Shortly before 7:30am a panicked voice note was circulated on Whatsapp and social media by a woman asking for anyone with horse boxes to get to Woodridge College to assist with relocating horses.
“This is an emergency call out to anyone with a horse box to please to Woodridge. Woodridge is burning down and all their horses have had to be let loose and (have run) into the reserve, which is now on fire. It is really dire. We need as many hands as possible to help catch and bring horses,” the voice note said.
Several residents and neighbourhood watch groups rushed to the call for help and managed to save all 30 horses which have been moved to a riding club and a farm in the Rocklands area.
By 8am all the pupils and on-site staff at Woodridge College had been evacuated to Baywest Mall where family and friends met up with them.
The college houses several boarders at various hostels across the school grounds – which borders the Van Stadens area.
In several videos taken by pupils while being evacuated, the raging fire can be seen alongside the road with visibly excited children screaming at others in amazement.
The videos show several large fires bordering the roadside as the buses pass to safety.
Grade 12 pupil Bevin Potgieter, 18, said that the fire and smoke alarm sounded shortly before 7am prompting everyone to follow fire drill procedures.
“Everyone met at their assembly points and from there were taken to the buses and escorted out. There was thick smoke everywhere and we managed to grab some valuables before leaving,” he said.
“I was the last student there and luckily everyone managed to get out.”
Pupils and teachers left the school in about six buses, while the smoke covered the school and fire bordered the school grounds.
“The flames were jumping over the bus. It was a big fire,” Grade 12 pupil Sean Darnborough, 17, said.
“I would not say it was chaos but a mixture of excitement and panic all at once. We really did not even have time to think, it happened so quickly. You just take what you can and go. There is really no time to even think what is happening.”

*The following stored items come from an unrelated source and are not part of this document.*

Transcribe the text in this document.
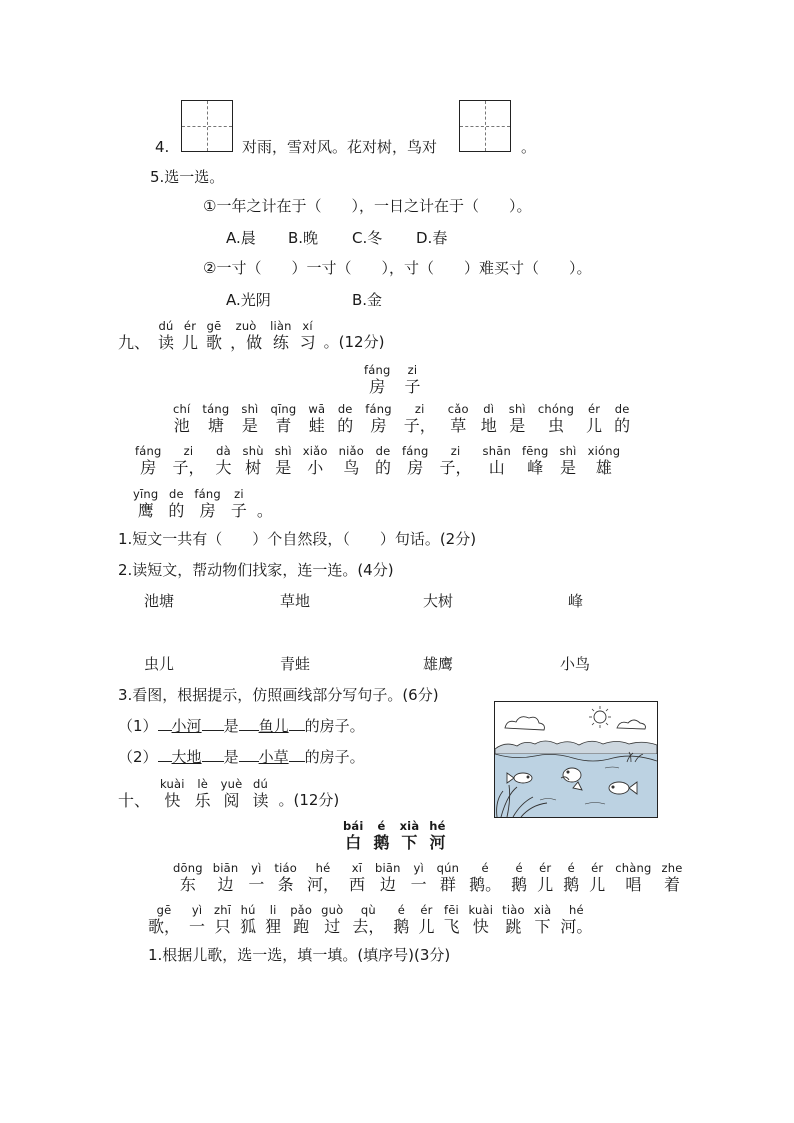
4.	对雨，雪对风。花对树，鸟对	。
5.选一选。
①一年之计在于（　　），一日之计在于（　　）。
A.晨 B.晚 C.冬 D.春
②一寸（　　）一寸（　　），寸（　　）难买寸（　　）。
A.光阴	B.金
九、
dú
读
ér
儿
gē
歌
zuò
，做
liàn
练
xí
习 。(12分)
fáng
房
zi
子
chí
池
táng
塘
shì
是
qīng
青
wā
蛙
de
的
fáng
房
zi
子，
cǎo
草
dì
地
shì
是
chóng
虫
ér
儿
de
的
fáng
房
zi
子，
dà
大
shù
树
shì
是
xiǎo
小
niǎo
鸟
de
的
fáng
房
zi
子，
shān
山
fēng
峰
shì
是
xióng
雄
yīng
鹰
de
的
fáng
房
zi
子 。
1.短文一共有（　　）个自然段，（　　）句话。(2分)
2.读短文，帮动物们找家，连一连。(4分)
池塘	草地	大树	峰
虫儿	青蛙	雄鹰	小鸟
3.看图，根据提示，仿照画线部分写句子。(6分)
（1） 小河 是 鱼儿 的房子。
（2） 大地 是 小草 的房子。
十、
kuài
快
lè
乐
yuè
阅
dú
读 。(12分)
bái
白
é
鹅
xià
下
hé
河
dōng
东
biān
边
yì
一
tiáo
条
hé
河，
xī
西
biān
边
yì
一
qún
群
é
鹅。
é
鹅
ér
儿
é
鹅
ér
儿
chàng
唱
zhe
着
gē
歌，
yì
一
zhī
只
hú
狐
li
狸
pǎo
跑
guò
过
qù
去，
é
鹅
ér
儿
fēi
飞
kuài
快
tiào
跳
xià
下
hé
河。
1.根据儿歌，选一选，填一填。(填序号)(3分)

Sean said that when the siren sounded, they assembled in the nearby quad where roll call was done.
“We then went back quickly to grab only small items before meeting in the field,” he added.

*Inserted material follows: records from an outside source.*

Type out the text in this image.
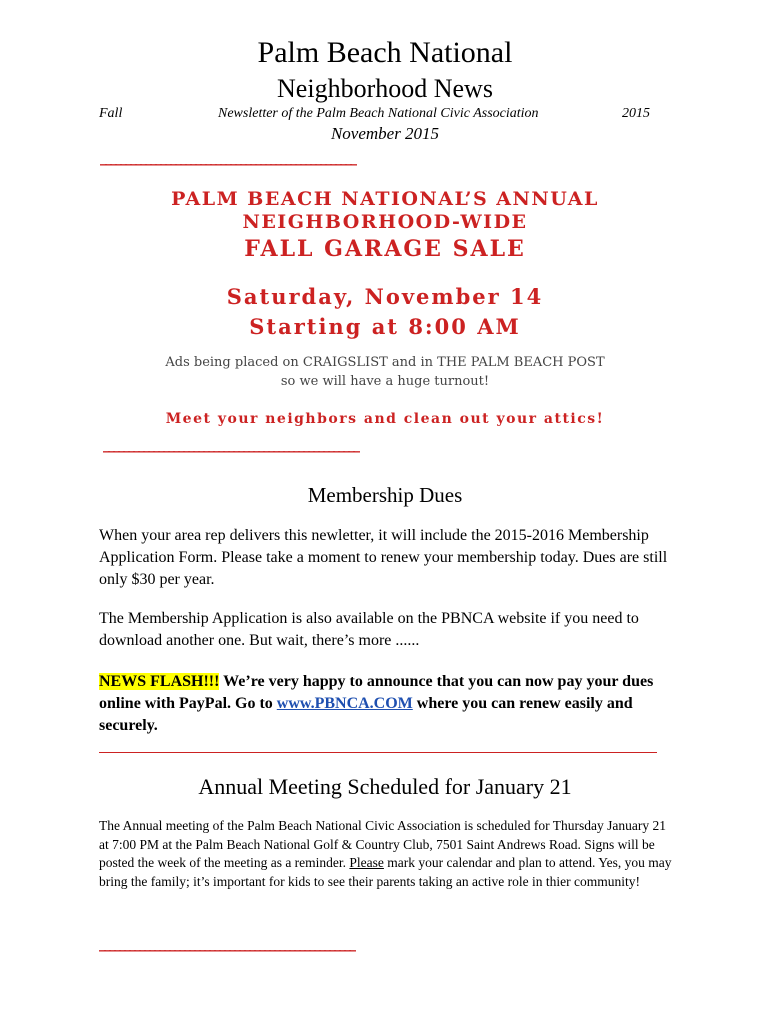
Palm Beach National
Neighborhood News
Fall	Newsletter of the Palm Beach National Civic Association	2015
November 2015
___________________________________________________
PALM BEACH NATIONAL’S ANNUAL
NEIGHBORHOOD-WIDE
FALL GARAGE SALE
Saturday, November 14
Starting at 8:00 AM
Ads being placed on CRAIGSLIST and in THE PALM BEACH POST
so we will have a huge turnout!
Meet your neighbors and clean out your attics!
___________________________________________________
Membership Dues
When your area rep delivers this newletter, it will include the 2015-2016 Membership Application Form. Please take a moment to renew your membership today. Dues are still only $30 per year.
The Membership Application is also available on the PBNCA website if you need to download another one. But wait, there’s more ......
NEWS FLASH!!! We’re very happy to announce that you can now pay your dues online with PayPal. Go to www.PBNCA.COM where you can renew easily and securely.
Annual Meeting Scheduled for January 21
The Annual meeting of the Palm Beach National Civic Association is scheduled for Thursday January 21 at 7:00 PM at the Palm Beach National Golf & Country Club, 7501 Saint Andrews Road. Signs will be posted the week of the meeting as a reminder. Please mark your calendar and plan to attend. Yes, you may bring the family; it’s important for kids to see their parents taking an active role in thier community!
___________________________________________________
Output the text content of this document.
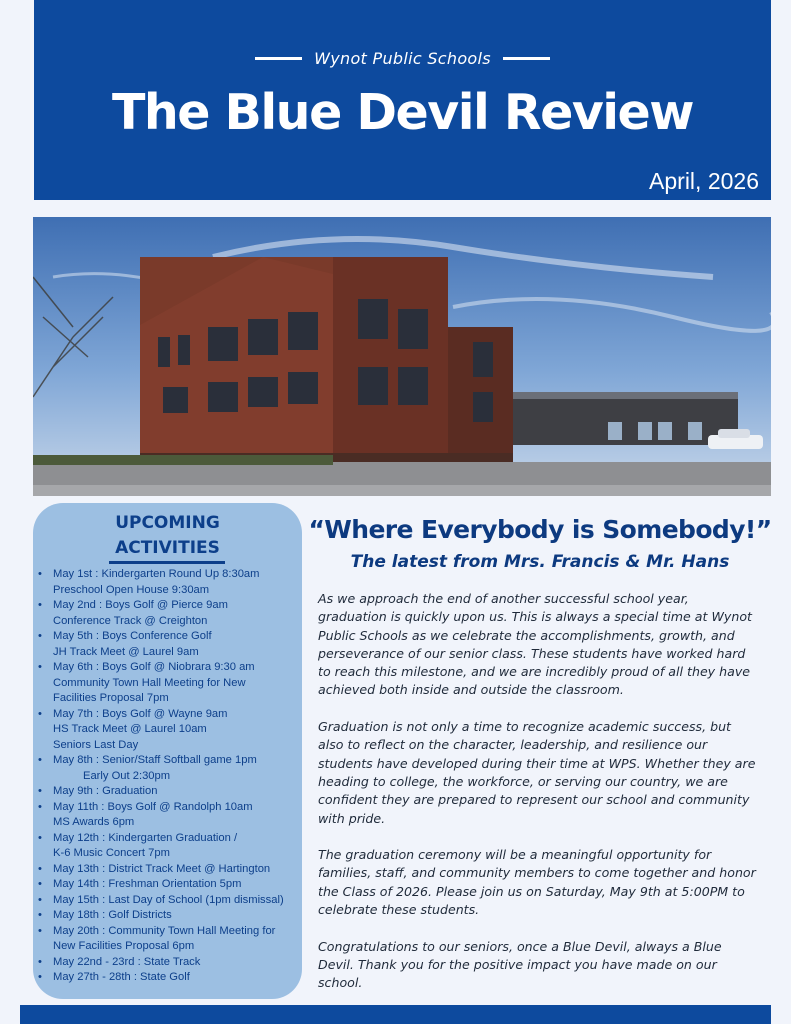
Wynot Public Schools
The Blue Devil Review
April, 2026
UPCOMING
ACTIVITIES
• May 1st : Kindergarten Round Up 8:30am
Preschool Open House 9:30am
• May 2nd : Boys Golf @ Pierce 9am
Conference Track @ Creighton
• May 5th : Boys Conference Golf
JH Track Meet @ Laurel 9am
• May 6th : Boys Golf @ Niobrara 9:30 am
Community Town Hall Meeting for New
Facilities Proposal 7pm
• May 7th : Boys Golf @ Wayne 9am
HS Track Meet @ Laurel 10am
Seniors Last Day
• May 8th : Senior/Staff Softball game 1pm
Early Out 2:30pm
• May 9th : Graduation
• May 11th : Boys Golf @ Randolph 10am
MS Awards 6pm
• May 12th : Kindergarten Graduation /
K-6 Music Concert 7pm
• May 13th : District Track Meet @ Hartington
• May 14th : Freshman Orientation 5pm
• May 15th : Last Day of School (1pm dismissal)
• May 18th : Golf Districts
• May 20th : Community Town Hall Meeting for
New Facilities Proposal 6pm
• May 22nd - 23rd : State Track
• May 27th - 28th : State Golf
“Where Everybody is Somebody!”
The latest from Mrs. Francis & Mr. Hans

As we approach the end of another successful school year, graduation is quickly upon us. This is always a special time at Wynot Public Schools as we celebrate the accomplishments, growth, and perseverance of our senior class. These students have worked hard to reach this milestone, and we are incredibly proud of all they have achieved both inside and outside the classroom.

Graduation is not only a time to recognize academic success, but also to reflect on the character, leadership, and resilience our students have developed during their time at WPS. Whether they are heading to college, the workforce, or serving our country, we are confident they are prepared to represent our school and community with pride.

The graduation ceremony will be a meaningful opportunity for families, staff, and community members to come together and honor the Class of 2026. Please join us on Saturday, May 9th at 5:00PM to celebrate these students.

Congratulations to our seniors, once a Blue Devil, always a Blue Devil. Thank you for the positive impact you have made on our school.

Several students in different buses confirmed that while driving out of the school, and between the fire, several students started reading their bibles.
Grade 9 pupil, Jordyn Howard,15, said that the evacuation comes only three days after all the learners were told of a possible evacuation.

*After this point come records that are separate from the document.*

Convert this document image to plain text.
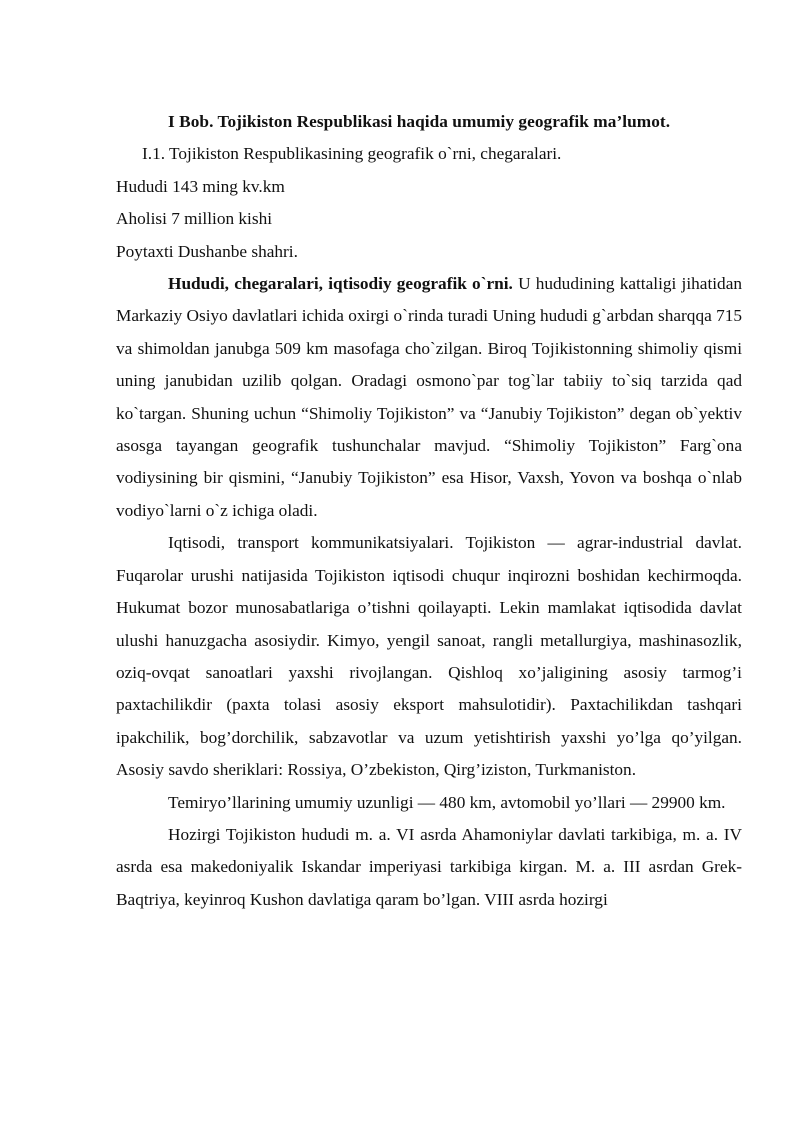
I Bob. Tojikiston Respublikasi haqida umumiy geografik ma’lumot.

I.1. Tojikiston Respublikasining geografik o`rni, chegaralari.

Hududi 143 ming kv.km

Aholisi 7 million kishi

Poytaxti Dushanbe shahri.

Hududi, chegaralari, iqtisodiy geografik o`rni. U hududining kattaligi jihatidan Markaziy Osiyo davlatlari ichida oxirgi o`rinda turadi Uning hududi g`arbdan sharqqa 715 va shimoldan janubga 509 km masofaga cho`zilgan. Biroq Tojikistonning shimoliy qismi uning janubidan uzilib qolgan. Oradagi osmono`par tog`lar tabiiy to`siq tarzida qad ko`targan. Shuning uchun “Shimoliy Tojikiston” va “Janubiy Tojikiston” degan ob`yektiv asosga tayangan geografik tushunchalar mavjud. “Shimoliy Tojikiston” Farg`ona vodiysining bir qismini, “Janubiy Tojikiston” esa Hisor, Vaxsh, Yovon va boshqa o`nlab vodiyo`larni o`z ichiga oladi.

Iqtisodi, transport kommunikatsiyalari. Tojikiston — agrar-industrial davlat. Fuqarolar urushi natijasida Tojikiston iqtisodi chuqur inqirozni boshidan kechirmoqda. Hukumat bozor munosabatlariga o’tishni qoilayapti. Lekin mamlakat iqtisodida davlat ulushi hanuzgacha asosiydir. Kimyo, yengil sanoat, rangli metallurgiya, mashinasozlik, oziq-ovqat sanoatlari yaxshi rivojlangan. Qishloq xo’jaligining asosiy tarmog’i paxtachilikdir (paxta tolasi asosiy eksport mahsulotidir). Paxtachilikdan tashqari ipakchilik, bog’dorchilik, sabzavotlar va uzum yetishtirish yaxshi yo’lga qo’yilgan. Asosiy savdo sheriklari: Rossiya, O’zbekiston, Qirg’iziston, Turkmaniston.

Temiryo’llarining umumiy uzunligi — 480 km, avtomobil yo’llari — 29900 km.

Hozirgi Tojikiston hududi m. a. VI asrda Ahamoniylar davlati tarkibiga, m. a. IV asrda esa makedoniyalik Iskandar imperiyasi tarkibiga kirgan. M. a. III asrdan Grek-Baqtriya, keyinroq Kushon davlatiga qaram bo’lgan. VIII asrda hozirgi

“We were told that there might be an evacuation in the week already so we knew it was possible. The evacuation in the week was later cancelled as the fire did not make it to the school. Some of us had our stuff still packed while others had already unpacked their belongings,” he said.
“We could only take small items with us and I managed to grab my guitar.”
Howard managed to get a phone call to his parents during the panic.
“I was in a panic. We were getting ready to leave for Kenton-on-Sea anyway to come through to watch a rugby match when he called,” Howard’s mother Hayley said.
“We were told that they were all being taken to Baywest Mall so we rushed straight here,” she said. “It is not a nice phone call for any parent to get.”